El mismo condenado había admitido su responsabilidad cuando el caso llegó a juicio y comprendió que las pruebas le jugaban en contra. Por esa razón fue que, a través de su defensor Gustavo De la Fuente, acordó un juicio abreviado con la fiscal Alicia Esquivel Puiggrós, en el que admitía su autoría y una condena de 13 años de cárcel.

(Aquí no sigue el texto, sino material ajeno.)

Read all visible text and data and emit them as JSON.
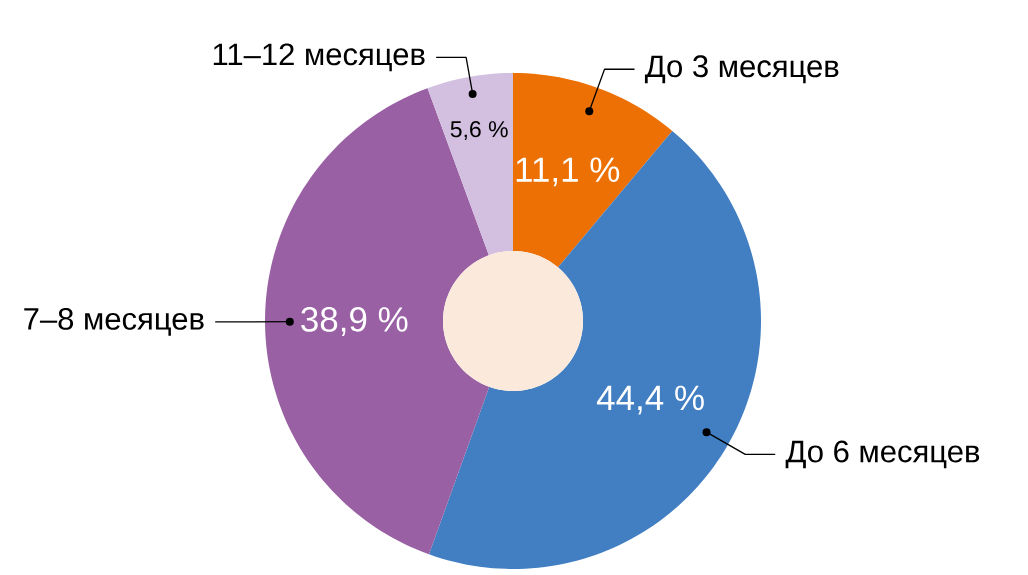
{
  "chart_data": {
    "type": "donut",
    "categories": [
      "До 3 месяцев",
      "До 6 месяцев",
      "7–8 месяцев",
      "11–12 месяцев"
    ],
    "values": [
      11.1,
      44.4,
      38.9,
      5.6
    ],
    "colors": [
      "#ec7004",
      "#427ec2",
      "#9960a4",
      "#d3bfdf"
    ],
    "value_labels": [
      "11,1 %",
      "44,4 %",
      "38,9 %",
      "5,6 %"
    ]
  }
}
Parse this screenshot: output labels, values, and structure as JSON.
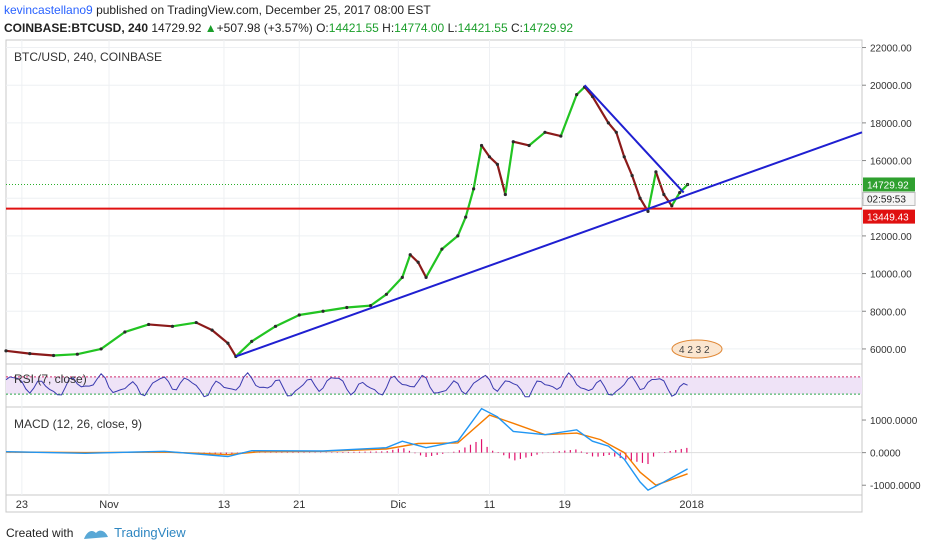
{
  "header": {
    "author": "kevincastellano9",
    "published_text": "published on TradingView.com, December 25, 2017 08:00 EST",
    "symbol": "COINBASE:BTCUSD, 240",
    "last": "14729.92",
    "change_arrow": "▲",
    "change": "+507.98 (+3.57%)",
    "o_label": "O:",
    "o": "14421.55",
    "h_label": "H:",
    "h": "14774.00",
    "l_label": "L:",
    "l": "14421.55",
    "c_label": "C:",
    "c": "14729.92"
  },
  "chart_data": {
    "type": "line",
    "title": "BTC/USD, 240, COINBASE",
    "price_axis_ticks": [
      "22000.00",
      "20000.00",
      "18000.00",
      "16000.00",
      "14000.00",
      "12000.00",
      "10000.00",
      "8000.00",
      "6000.00"
    ],
    "price_ylim": [
      5200,
      22400
    ],
    "price_labels": {
      "last": "14729.92",
      "countdown": "02:59:53",
      "support": "13449.43"
    },
    "last_price": 14729.92,
    "support_level": 13449.43,
    "x_tick_labels": [
      "23",
      "Nov",
      "13",
      "21",
      "Dic",
      "11",
      "19",
      "2018"
    ],
    "price_series": [
      {
        "t": 0,
        "p": 5900
      },
      {
        "t": 3,
        "p": 5750
      },
      {
        "t": 6,
        "p": 5650
      },
      {
        "t": 9,
        "p": 5720
      },
      {
        "t": 12,
        "p": 6000
      },
      {
        "t": 15,
        "p": 6900
      },
      {
        "t": 18,
        "p": 7300
      },
      {
        "t": 21,
        "p": 7200
      },
      {
        "t": 24,
        "p": 7400
      },
      {
        "t": 26,
        "p": 7000
      },
      {
        "t": 28,
        "p": 6300
      },
      {
        "t": 29,
        "p": 5600
      },
      {
        "t": 31,
        "p": 6400
      },
      {
        "t": 34,
        "p": 7200
      },
      {
        "t": 37,
        "p": 7800
      },
      {
        "t": 40,
        "p": 8000
      },
      {
        "t": 43,
        "p": 8200
      },
      {
        "t": 46,
        "p": 8300
      },
      {
        "t": 48,
        "p": 8900
      },
      {
        "t": 50,
        "p": 9800
      },
      {
        "t": 51,
        "p": 11000
      },
      {
        "t": 52,
        "p": 10600
      },
      {
        "t": 53,
        "p": 9800
      },
      {
        "t": 55,
        "p": 11300
      },
      {
        "t": 57,
        "p": 12000
      },
      {
        "t": 58,
        "p": 13000
      },
      {
        "t": 59,
        "p": 14500
      },
      {
        "t": 60,
        "p": 16800
      },
      {
        "t": 61,
        "p": 16200
      },
      {
        "t": 62,
        "p": 15800
      },
      {
        "t": 63,
        "p": 14200
      },
      {
        "t": 64,
        "p": 17000
      },
      {
        "t": 66,
        "p": 16800
      },
      {
        "t": 68,
        "p": 17500
      },
      {
        "t": 70,
        "p": 17300
      },
      {
        "t": 72,
        "p": 19500
      },
      {
        "t": 73,
        "p": 19900
      },
      {
        "t": 74,
        "p": 19400
      },
      {
        "t": 76,
        "p": 18000
      },
      {
        "t": 77,
        "p": 17500
      },
      {
        "t": 78,
        "p": 16200
      },
      {
        "t": 79,
        "p": 15200
      },
      {
        "t": 80,
        "p": 14000
      },
      {
        "t": 81,
        "p": 13300
      },
      {
        "t": 82,
        "p": 15400
      },
      {
        "t": 83,
        "p": 14200
      },
      {
        "t": 84,
        "p": 13600
      },
      {
        "t": 85,
        "p": 14300
      },
      {
        "t": 86,
        "p": 14730
      }
    ],
    "trendlines": [
      {
        "name": "ascending support",
        "color": "#1f1fd1",
        "from": {
          "t": 29,
          "p": 5600
        },
        "to": {
          "t": 108,
          "p": 17500
        }
      },
      {
        "name": "descending resistance",
        "color": "#1f1fd1",
        "from": {
          "t": 73,
          "p": 20000
        },
        "to": {
          "t": 85.5,
          "p": 14300
        }
      }
    ],
    "rsi": {
      "label": "RSI (7, close)",
      "upper": 70,
      "lower": 30
    },
    "macd": {
      "label": "MACD (12, 26, close, 9)",
      "axis_ticks": [
        "1000.0000",
        "0.0000",
        "-1000.0000"
      ],
      "ylim": [
        -1300,
        1400
      ],
      "macd_line": [
        {
          "t": 0,
          "v": 30
        },
        {
          "t": 10,
          "v": -20
        },
        {
          "t": 20,
          "v": 40
        },
        {
          "t": 28,
          "v": -120
        },
        {
          "t": 31,
          "v": 60
        },
        {
          "t": 40,
          "v": 50
        },
        {
          "t": 48,
          "v": 150
        },
        {
          "t": 50,
          "v": 350
        },
        {
          "t": 53,
          "v": 150
        },
        {
          "t": 57,
          "v": 350
        },
        {
          "t": 60,
          "v": 1350
        },
        {
          "t": 62,
          "v": 1100
        },
        {
          "t": 64,
          "v": 650
        },
        {
          "t": 68,
          "v": 550
        },
        {
          "t": 72,
          "v": 700
        },
        {
          "t": 74,
          "v": 350
        },
        {
          "t": 76,
          "v": 200
        },
        {
          "t": 78,
          "v": -200
        },
        {
          "t": 80,
          "v": -900
        },
        {
          "t": 81,
          "v": -1150
        },
        {
          "t": 83,
          "v": -900
        },
        {
          "t": 86,
          "v": -500
        }
      ],
      "signal_line": [
        {
          "t": 0,
          "v": 20
        },
        {
          "t": 10,
          "v": 0
        },
        {
          "t": 20,
          "v": 20
        },
        {
          "t": 28,
          "v": -60
        },
        {
          "t": 32,
          "v": 30
        },
        {
          "t": 40,
          "v": 40
        },
        {
          "t": 48,
          "v": 110
        },
        {
          "t": 52,
          "v": 280
        },
        {
          "t": 57,
          "v": 300
        },
        {
          "t": 61,
          "v": 1150
        },
        {
          "t": 64,
          "v": 900
        },
        {
          "t": 68,
          "v": 550
        },
        {
          "t": 72,
          "v": 600
        },
        {
          "t": 75,
          "v": 400
        },
        {
          "t": 78,
          "v": 0
        },
        {
          "t": 80,
          "v": -600
        },
        {
          "t": 82,
          "v": -1000
        },
        {
          "t": 86,
          "v": -650
        }
      ]
    },
    "event_badge": "4 2 3 2",
    "colors": {
      "up": "#22c422",
      "down": "#8b1a1a",
      "trend": "#1f1fd1",
      "support": "#e01010",
      "rsi": "#3b3bb0",
      "macd": "#2196f3",
      "signal": "#f57c00",
      "hist": "#e0116d"
    }
  },
  "footer": {
    "created_with": "Created with",
    "brand": "TradingView"
  }
}
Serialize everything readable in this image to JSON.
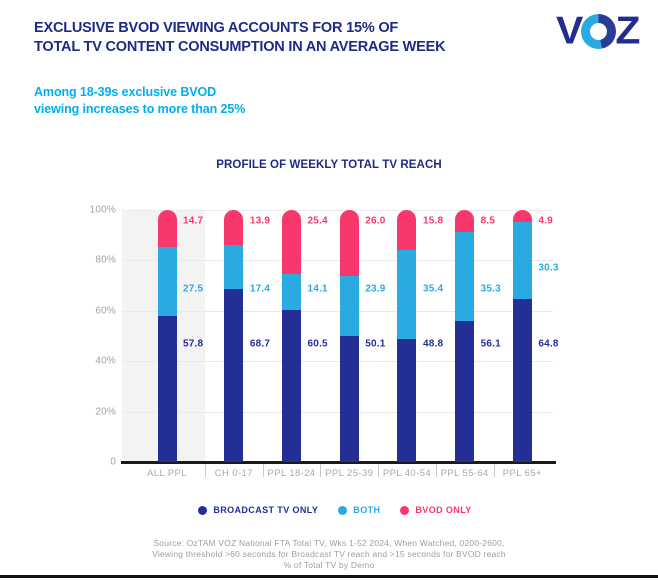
{
  "header": {
    "title_line1": "EXCLUSIVE BVOD VIEWING ACCOUNTS FOR 15% OF",
    "title_line2": "TOTAL TV CONTENT CONSUMPTION IN AN AVERAGE WEEK",
    "subtitle_line1": "Among 18-39s exclusive BVOD",
    "subtitle_line2": "viewing increases to more than 25%",
    "logo": {
      "letter_v": "V",
      "letter_z": "Z"
    }
  },
  "chart_data": {
    "type": "bar",
    "stacked": true,
    "title": "PROFILE OF WEEKLY TOTAL TV REACH",
    "categories": [
      "ALL PPL",
      "CH 0-17",
      "PPL 18-24",
      "PPL 25-39",
      "PPL 40-54",
      "PPL 55-64",
      "PPL 65+"
    ],
    "series": [
      {
        "name": "BROADCAST TV ONLY",
        "color": "#232f94",
        "values": [
          57.8,
          68.7,
          60.5,
          50.1,
          48.8,
          56.1,
          64.8
        ]
      },
      {
        "name": "BOTH",
        "color": "#29abe2",
        "values": [
          27.5,
          17.4,
          14.1,
          23.9,
          35.4,
          35.3,
          30.3
        ]
      },
      {
        "name": "BVOD ONLY",
        "color": "#f8386c",
        "values": [
          14.7,
          13.9,
          25.4,
          26.0,
          15.8,
          8.5,
          4.9
        ]
      }
    ],
    "y_ticks": [
      "100%",
      "80%",
      "60%",
      "40%",
      "20%",
      "0"
    ],
    "ylim": [
      0,
      100
    ],
    "ylabel": "",
    "xlabel": "",
    "grid": true,
    "legend_position": "bottom",
    "highlight_category": "ALL PPL"
  },
  "colors": {
    "title_navy": "#1e2b85",
    "subtitle_cyan": "#00aeef",
    "broadcast_navy": "#232f94",
    "both_cyan": "#29abe2",
    "bvod_pink": "#f8386c",
    "axis_gray": "#a2a2a6",
    "highlight_band": "#f3f3f4"
  },
  "footer": {
    "source_line1": "Source: OzTAM VOZ National FTA Total TV, Wks 1-52 2024, When Watched, 0200-2600,",
    "source_line2": "Viewing threshold >60 seconds for Broadcast TV reach and >15 seconds for BVOD reach",
    "source_line3": "% of Total TV by Demo"
  }
}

El grave problema estalló en octubre de 2012, cuando un hermano del adolescente, entonces de 8 años, comenzó a mostrar los insoportables síntomas de la enfermedad, con dolores e irritaciones que, en una primera atención médica, se atribuyeron a un cuadro parasitario. Lo trataron pero empeoró y una segunda visita al médico reveló que padecía sífilis. El diagnóstico sorprendió porque es una enfermedad de transmisión sexual, que obligó a analizar a todos en la familia. Entonces, saltaron otros dos eslabones en la cadena de contagio: el hermano de 13 y el tío, que en noviembre de 2012 cayó preso.

El albañil nunca declaró y contó con la complicidad del adolescente, que tampoco quiso decir la verdad. Sólo el menor de los niños admitió un contacto extraño con su propio hermano, pero despegó a su tío (ver aparte).

Fue ahí que apareció en escena otro hermano, de 18 años, que no dudó en culpar a su tío. Dijo que el albañil es homosexual y que de seguro había abusado y contagiado a su hermano porque a él, a la misma edad, le había hecho lo mismo, con iguales consecuencias. Esa prueba, más el testimonio de otras hermanas de que los niños pasaban todo el tiempo con su tío porque les prestaba la computadora, terminaron por sellar la suerte del sospechoso.